Jaroslav Fabok was born on February 17, 1921, in the village of Silbaš located in the former Jugoslavia, Serbia at present. His mother came from Siberia and father was a legionary who later worked as a blacksmith and peasant. After coming to Slovakia in 1925 he started to grow hop in Dolná Krupá near Trnava. When the price of hop dropped too much, his father broke down and then Jaroslav and his mother were forced to care for the whole family. He started to work when he was a pupil. He attended the municipal elementary school in Kremnica, but in 1939 they moved to Nové Mesto nad Váhom, where he enrolled at the grammar school. At that time, he worked in the Tauš Company in Myjava as a warehouseman. He used to act in theatrical performances; he played sports and was a member of evangelical youth choir.

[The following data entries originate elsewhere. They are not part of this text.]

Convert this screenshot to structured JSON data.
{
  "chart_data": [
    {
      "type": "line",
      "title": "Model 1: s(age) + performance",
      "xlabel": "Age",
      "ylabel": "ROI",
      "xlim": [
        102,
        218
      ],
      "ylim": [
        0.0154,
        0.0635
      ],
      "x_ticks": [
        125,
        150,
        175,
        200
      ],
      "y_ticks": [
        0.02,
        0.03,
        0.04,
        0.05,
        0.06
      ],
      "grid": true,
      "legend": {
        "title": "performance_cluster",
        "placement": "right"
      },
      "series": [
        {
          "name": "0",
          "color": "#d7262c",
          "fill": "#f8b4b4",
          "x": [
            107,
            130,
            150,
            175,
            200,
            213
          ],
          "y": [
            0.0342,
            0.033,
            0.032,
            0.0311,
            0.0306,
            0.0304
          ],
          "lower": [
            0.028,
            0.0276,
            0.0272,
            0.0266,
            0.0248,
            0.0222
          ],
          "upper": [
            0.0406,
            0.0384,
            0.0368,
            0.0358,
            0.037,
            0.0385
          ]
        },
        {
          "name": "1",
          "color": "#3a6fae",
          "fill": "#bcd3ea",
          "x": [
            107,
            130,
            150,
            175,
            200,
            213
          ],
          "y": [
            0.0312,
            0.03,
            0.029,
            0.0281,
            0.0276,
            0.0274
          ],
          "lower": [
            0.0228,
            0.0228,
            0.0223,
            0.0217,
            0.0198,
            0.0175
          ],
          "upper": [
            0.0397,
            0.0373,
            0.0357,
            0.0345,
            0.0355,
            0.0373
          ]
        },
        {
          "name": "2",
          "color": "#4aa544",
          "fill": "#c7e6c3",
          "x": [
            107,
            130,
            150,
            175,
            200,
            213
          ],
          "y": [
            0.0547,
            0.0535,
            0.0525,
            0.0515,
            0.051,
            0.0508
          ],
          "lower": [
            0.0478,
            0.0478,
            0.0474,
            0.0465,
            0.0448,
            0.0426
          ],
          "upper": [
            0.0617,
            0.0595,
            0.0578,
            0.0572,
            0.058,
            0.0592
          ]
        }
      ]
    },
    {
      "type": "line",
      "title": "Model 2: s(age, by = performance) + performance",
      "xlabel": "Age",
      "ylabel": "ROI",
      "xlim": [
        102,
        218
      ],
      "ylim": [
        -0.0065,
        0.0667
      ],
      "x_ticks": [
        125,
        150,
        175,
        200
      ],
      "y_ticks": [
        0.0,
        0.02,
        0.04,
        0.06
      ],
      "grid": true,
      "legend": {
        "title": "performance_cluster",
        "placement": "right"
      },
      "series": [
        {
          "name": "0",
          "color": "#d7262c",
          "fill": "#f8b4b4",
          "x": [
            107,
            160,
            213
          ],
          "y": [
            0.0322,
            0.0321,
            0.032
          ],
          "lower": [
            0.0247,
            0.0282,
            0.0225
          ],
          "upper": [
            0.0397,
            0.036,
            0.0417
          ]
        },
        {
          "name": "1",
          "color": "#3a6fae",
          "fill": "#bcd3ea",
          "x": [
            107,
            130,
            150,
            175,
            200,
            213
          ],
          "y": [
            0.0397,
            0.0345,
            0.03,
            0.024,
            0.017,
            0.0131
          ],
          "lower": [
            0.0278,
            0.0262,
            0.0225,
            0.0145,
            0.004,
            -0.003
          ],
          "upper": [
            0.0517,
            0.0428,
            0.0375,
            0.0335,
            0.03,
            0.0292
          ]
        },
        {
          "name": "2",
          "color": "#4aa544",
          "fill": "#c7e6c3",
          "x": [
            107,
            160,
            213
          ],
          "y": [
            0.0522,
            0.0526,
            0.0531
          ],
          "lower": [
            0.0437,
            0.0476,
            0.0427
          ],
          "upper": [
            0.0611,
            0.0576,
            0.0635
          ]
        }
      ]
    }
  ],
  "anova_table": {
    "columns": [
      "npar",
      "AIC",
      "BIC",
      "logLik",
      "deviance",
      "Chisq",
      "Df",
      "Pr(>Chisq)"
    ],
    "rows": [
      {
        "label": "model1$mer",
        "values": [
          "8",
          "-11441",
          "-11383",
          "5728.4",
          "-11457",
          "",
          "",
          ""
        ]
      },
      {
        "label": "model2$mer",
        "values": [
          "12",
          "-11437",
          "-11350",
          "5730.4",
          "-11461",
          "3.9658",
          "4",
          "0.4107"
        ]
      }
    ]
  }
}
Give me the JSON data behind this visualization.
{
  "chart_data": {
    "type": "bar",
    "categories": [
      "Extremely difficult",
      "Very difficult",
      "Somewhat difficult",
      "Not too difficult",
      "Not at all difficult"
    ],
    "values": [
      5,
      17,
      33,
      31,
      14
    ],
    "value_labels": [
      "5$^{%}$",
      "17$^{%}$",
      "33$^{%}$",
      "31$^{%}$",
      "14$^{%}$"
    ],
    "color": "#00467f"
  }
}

In 1943 he got into the secret British movement and became involved in the resistance group called Flora. A year later, he took part in the Slovak National Uprising as an interpreter. He joined a partisan brigade Pavel led by Grznár, where Capt. Trojan played an important role. As they were partisans, they were captured in the village of Tužiná near Nemecké Pravno and driven to Prievidza, where German unit interrogated them and then transported them to the internment camp in Nitra. He worked as a functionary of the Democratic Party till February 24, 1948, when they arrested and sentenced him to several years of imprisonment. He was investigated at large what gave him an opportunity to flee abroad, to Germany. In a short period of time they elected him to the Central Committee of Czechoslovakia in Frankfurt. Later, he was active as a vice chairman of the Democratic Party in Germany. Subsequently, he became a member of an American intelligence group. He was authorized to do industrial and political espionage. In 1949, on his first mission in Czechoslovakia, they arrested him and drove him to Prague, where he was investigated by the State Security. At first he was sentenced to death, but later the court changed his sentence to life imprisonment. He had spent many long years in various prisons and uranium mines. He formulated his own psychological and philosophical strategy. However, he suffered much more when he wasn’t released on the basis of presidential amnesty just like the most of political prisoners in 1960. He was released from prison in 1965. He is still active in the Confederation of Political Prisoners of Slovakia.